Trois-Rivières le 6 janvier 2011

Y a-t-il un pilote sur le « Titanic » Gentilly-2 ?

Le 10 décembre dernier, lors de la première journée d’audience de la Commission canadienne de sûreté nucléaire (CCSN) consacrée à la demande d’Hydro-Québec de renouveler son permis d’exploitation de la centrale nucléaire de Gentilly-2, nous avons entendu des commentaires de la part de la CCSN et de ses commissaires qui étaient très critiques envers les manquements à la culture de sûreté chez Hydro-Québec à Bécancour.
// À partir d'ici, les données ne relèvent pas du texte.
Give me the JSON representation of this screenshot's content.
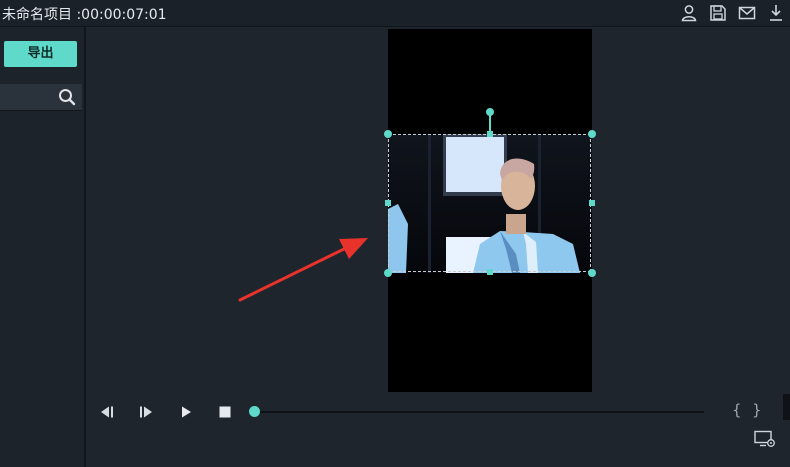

M. François Rinfret, qui est à la CCSN responsable pour Gentilly-2, a déclaré (voir p. 39 de la transcription) : « Lors de son évaluation pour l’année 2009 d’Hydro-Québec à Gentilly, le personnel de la CCSN avait détecté et rapporté un problème de culture de la qualité à Gentilly ». À la p. 40, M. Rinfret a ajouté : « Le domaine de sûreté et de réglementation au système de gestion a donc reçu la cote inférieure aux attentes de 2007 à 2009. » Un peu plus loin, M. Rinfret justifie la nouvelle exigence de la CCSN pour un plan de redressement de la qualité à Hydro-Québec : « Il devenait impensable de permettre une quatrième année consécutive d’exploitation avec un programme de gestion de la qualité au rendement insatisfaisant. »
 
Alors qu’il est bien connu dans la communauté nucléaire canadienne que le réacteur CANDU à la centrale Gentilly-2 est affligé par plusieurs questions problématiques de sûreté (safety issues), nous apprenons maintenant qu’il y a des lacunes importantes à Gentilly-2 dans la gestion de la qualité.
 
En préparation pour la journée du 10 décembre, la CCSN avait publié en novembre 2010 le document clé 10-H15.C intitulé « Hydro-Québec, Centrale nucléaire de Gentilly-2 et installation des déchets radioactifs ». Dans ce document, la CCSN révélait que son personnel recommandait qu’on accorde à Hydro-Québec un renouvellement de son permis d’exploitation de Gentilly-2 jusqu’au 30 juin 2016. Ce document mentionne que la réfection de Gentilly-2 pourrait débuter à l’automne 2012. L’extension du permis sur cinq ans s’appliquerait donc à une centrale reconstruite.
 

Cette recommandation du personnel de la CCSN doit être vigoureusement rejetée par un public québécois averti. Une raison pour ce rejet est donnée à la page 26 du document 10-H15.C. Cette page discute le choix entre deux solutions qu’Hydro-Québec doit faire pour solutionner le problème d’emballement possible du réacteur CANDU suite à une perte de caloporteur majeure (PERCA) dans un accident. Une première solution est dite « analytique » et est favorisée par Hydro-Québec ; une deuxième solution implique des changements de conception, notamment au niveau du combustible nucléaire.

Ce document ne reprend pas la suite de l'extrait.